“Last winter, we had to use scraps of plastic and shoes for heating because there were no safe heating materials available,” says Ahmed Al-Mohammed, who lives in a camp for displaced people in Dana, in northwest Syria’s Idlib province. “Life in the camp is hard and winters here are harsh.”
Some two million people live in camps in northwest Syria after being displaced from their homes by the country’s 12-year-long conflict. The camps are overcrowded, and their infrastructure is basic or even non-existent: many lack roads, electricity, running water, toilets, shower blocks and storm drains. Often, they are situated in remote, flood-prone areas, far from towns and essential services such as schools, markets, and health centres. Poor roads and insecurity as a result of the ongoing conflict combine to make camp residents even more isolated.

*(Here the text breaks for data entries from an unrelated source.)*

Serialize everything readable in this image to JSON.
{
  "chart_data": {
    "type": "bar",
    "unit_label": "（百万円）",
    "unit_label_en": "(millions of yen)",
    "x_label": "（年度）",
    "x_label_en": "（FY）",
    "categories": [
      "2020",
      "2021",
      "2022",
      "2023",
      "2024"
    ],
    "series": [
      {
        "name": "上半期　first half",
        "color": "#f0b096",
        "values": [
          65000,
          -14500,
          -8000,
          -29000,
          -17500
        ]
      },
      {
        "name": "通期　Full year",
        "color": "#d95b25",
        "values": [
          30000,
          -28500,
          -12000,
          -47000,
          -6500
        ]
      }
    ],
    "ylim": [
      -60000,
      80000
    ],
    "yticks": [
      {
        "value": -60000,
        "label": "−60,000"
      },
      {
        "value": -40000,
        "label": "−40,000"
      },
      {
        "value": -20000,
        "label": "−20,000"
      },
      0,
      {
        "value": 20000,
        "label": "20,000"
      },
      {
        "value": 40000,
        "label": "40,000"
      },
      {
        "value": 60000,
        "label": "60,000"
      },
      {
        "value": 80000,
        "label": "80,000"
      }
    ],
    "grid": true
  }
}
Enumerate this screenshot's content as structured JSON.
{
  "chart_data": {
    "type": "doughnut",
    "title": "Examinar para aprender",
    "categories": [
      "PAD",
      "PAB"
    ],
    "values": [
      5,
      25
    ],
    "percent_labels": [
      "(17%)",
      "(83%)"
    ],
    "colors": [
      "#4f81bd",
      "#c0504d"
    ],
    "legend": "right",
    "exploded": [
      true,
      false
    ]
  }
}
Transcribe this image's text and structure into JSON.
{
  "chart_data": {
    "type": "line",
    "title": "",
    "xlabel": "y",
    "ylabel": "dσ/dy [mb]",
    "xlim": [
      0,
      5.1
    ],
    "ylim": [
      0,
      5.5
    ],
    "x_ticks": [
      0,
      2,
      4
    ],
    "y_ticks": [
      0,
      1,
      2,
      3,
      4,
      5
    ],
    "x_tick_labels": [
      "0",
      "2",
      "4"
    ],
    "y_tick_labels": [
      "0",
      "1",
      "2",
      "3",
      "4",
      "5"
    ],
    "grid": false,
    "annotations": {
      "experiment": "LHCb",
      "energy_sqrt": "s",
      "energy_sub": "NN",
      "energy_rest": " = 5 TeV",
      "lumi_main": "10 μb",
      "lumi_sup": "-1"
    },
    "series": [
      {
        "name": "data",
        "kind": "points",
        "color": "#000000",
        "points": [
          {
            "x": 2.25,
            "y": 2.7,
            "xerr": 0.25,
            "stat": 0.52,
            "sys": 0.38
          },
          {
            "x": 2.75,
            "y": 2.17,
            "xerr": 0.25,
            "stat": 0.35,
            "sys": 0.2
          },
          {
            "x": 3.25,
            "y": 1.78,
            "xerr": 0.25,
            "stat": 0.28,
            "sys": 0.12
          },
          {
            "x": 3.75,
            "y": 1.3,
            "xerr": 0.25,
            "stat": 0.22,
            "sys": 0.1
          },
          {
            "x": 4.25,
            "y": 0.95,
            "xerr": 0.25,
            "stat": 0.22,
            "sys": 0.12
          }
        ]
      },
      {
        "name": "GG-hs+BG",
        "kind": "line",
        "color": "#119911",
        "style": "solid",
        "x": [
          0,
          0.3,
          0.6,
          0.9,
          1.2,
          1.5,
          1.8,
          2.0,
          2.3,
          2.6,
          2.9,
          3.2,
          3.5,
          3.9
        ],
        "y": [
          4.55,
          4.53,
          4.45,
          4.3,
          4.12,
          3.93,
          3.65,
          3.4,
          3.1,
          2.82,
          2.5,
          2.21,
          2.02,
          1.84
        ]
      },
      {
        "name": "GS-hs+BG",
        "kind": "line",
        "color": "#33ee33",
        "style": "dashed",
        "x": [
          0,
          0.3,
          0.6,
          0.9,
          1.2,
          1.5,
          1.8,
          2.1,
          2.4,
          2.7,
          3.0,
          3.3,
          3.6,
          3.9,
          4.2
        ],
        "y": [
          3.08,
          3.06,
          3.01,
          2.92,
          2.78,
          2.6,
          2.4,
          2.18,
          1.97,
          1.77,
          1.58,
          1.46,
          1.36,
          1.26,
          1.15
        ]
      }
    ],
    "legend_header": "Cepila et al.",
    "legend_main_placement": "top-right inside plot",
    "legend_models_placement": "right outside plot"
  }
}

Living conditions in the camps have deteriorated further since the devastating earthquakes which struck the region in February 2023, while a recent escalation in violence, which began on 5 October, has seen a further 40,000 people in the region displaced from their homes.
Now winter is approaching. Temperatures in this region frequently drop as low as 5 degrees centigrade, often accompanied by strong winds and heavy rains, causing flooding, and destroying the fragile tents in which camp residents live. Meanwhile, a shortfall in aid funding has resulted in a limited provision of assistance.
MSF teams visiting 23 camps in the Dana, Atma and Maarat Misrin areas of Idlib province found that more than 4,400 households lacked the basic means of protecting themselves from the cold. Many people’s tents were only intended to be temporary shelters and are unable to withstand strong winds or heavy rains.